Platelets inhibit the induction of nitric oxide synthesis by interleukin-1 beta in vascular smooth muscle cells

We have investigated the role of platelets in regulating the hemostatic and vasomotor properties of vascular smooth muscle. Experiments were performed to examine the effect of the releasate from activated platelets on the production of nitric oxide from interleukin-1 beta (IL-1 beta)-treated cultured rat aortic smooth muscle cells.
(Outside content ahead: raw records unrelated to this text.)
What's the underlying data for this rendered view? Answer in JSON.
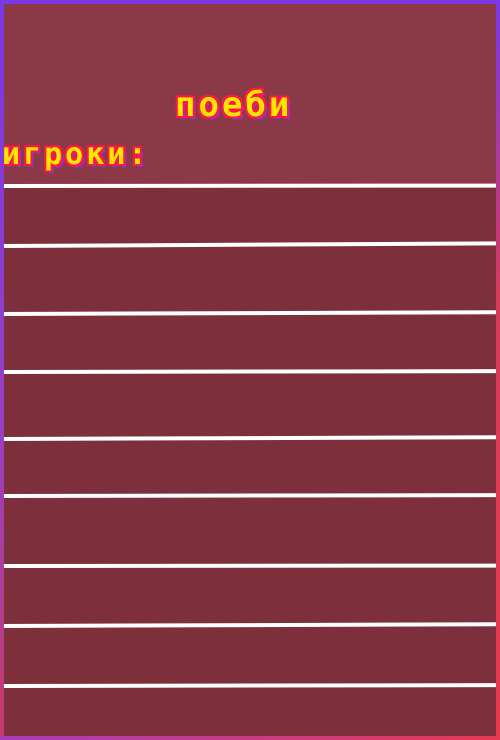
{
  "title": "поеби",
  "players_label": "игроки:",
  "player_slots": [
    "",
    "",
    "",
    "",
    "",
    "",
    "",
    "",
    ""
  ],
  "colors": {
    "background": "#7d303b",
    "header_background": "#8c3947",
    "text_fill": "#ffe600",
    "text_outline": "#ff1744",
    "divider": "#ffffff"
  }
}
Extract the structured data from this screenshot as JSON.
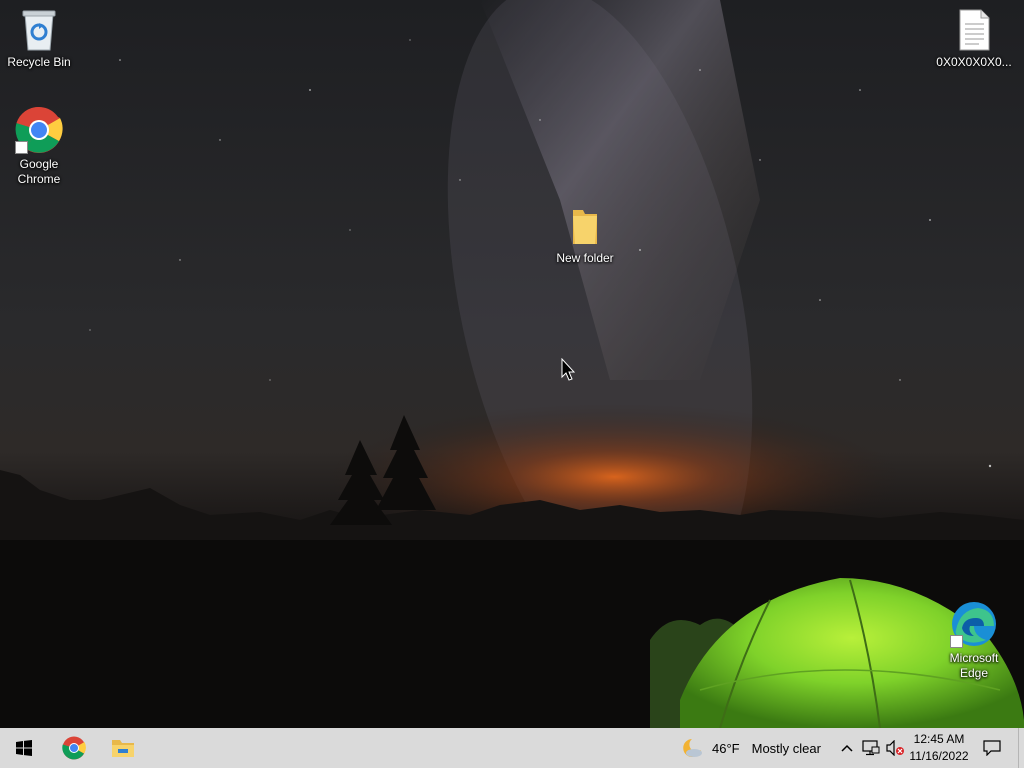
{
  "desktop": {
    "icons": [
      {
        "label": "Recycle Bin",
        "icon": "recycle-bin-icon"
      },
      {
        "label": "Google Chrome",
        "icon": "chrome-icon"
      },
      {
        "label": "New folder",
        "icon": "folder-icon"
      },
      {
        "label": "0X0X0X0X0...",
        "icon": "text-file-icon"
      },
      {
        "label": "Microsoft Edge",
        "icon": "edge-icon"
      }
    ]
  },
  "taskbar": {
    "pinned": [
      {
        "name": "Start",
        "icon": "windows-start-icon"
      },
      {
        "name": "Google Chrome",
        "icon": "chrome-icon"
      },
      {
        "name": "File Explorer",
        "icon": "file-explorer-icon"
      }
    ],
    "weather": {
      "temperature": "46°F",
      "condition": "Mostly clear",
      "icon": "moon-cloud-icon"
    },
    "tray": {
      "icons": [
        "chevron-up-icon",
        "network-icon",
        "volume-muted-icon"
      ]
    },
    "clock": {
      "time": "12:45 AM",
      "date": "11/16/2022"
    },
    "notification_icon": "notification-icon"
  },
  "colors": {
    "taskbar_bg": "#dadada",
    "tent_green": "#7fd22a",
    "horizon_orange": "#e0661c"
  }
}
Treatment of vascular smooth muscle cells with IL-1 beta resulted in significant accumulation of nitrite in the culture media and in marked elevation of intracellular cyclic guanosine monophosphate (GMP) levels. The releasate from collagen-aggregated platelets blocked the IL-1 beta-mediated production of nitrite and the accumulation of cyclic GMP in smooth muscle cells in a platelet number-dependent manner. In functional assays, the perfusates from columns containing IL-1 beta-treated smooth muscle cells relaxed detector blood vessels without endothelium and the addition of IL-1 beta-treated smooth muscle cells to suspensions of platelets inhibited their thrombin-induced aggregation. The simultaneous treatment of smooth muscle cells with IL-1 beta and the platelet releasate abolished both the vasorelaxing activities of the perfusates and the inhibition of platelet aggregation. Platelet releasates treated with a neutralizing antibody to platelet-derived growth factor (PDGF) failed to block IL-1 beta-induced nitric oxide production by the smooth muscle cells, as measured by both biochemical and functional assays. The platelet releasate from a patient with gray platelet syndrome likewise failed to block IL-1 beta-induced nitrite release by smooth muscle cells. These results demonstrate that platelets downregulate the production of nitric oxide by IL-1 beta-treated vascular smooth muscle cells through the release of PDGF. This effect may represent a novel mechanism by which platelets regulate vasomotor tone and thrombus formation at sites of vascular injury.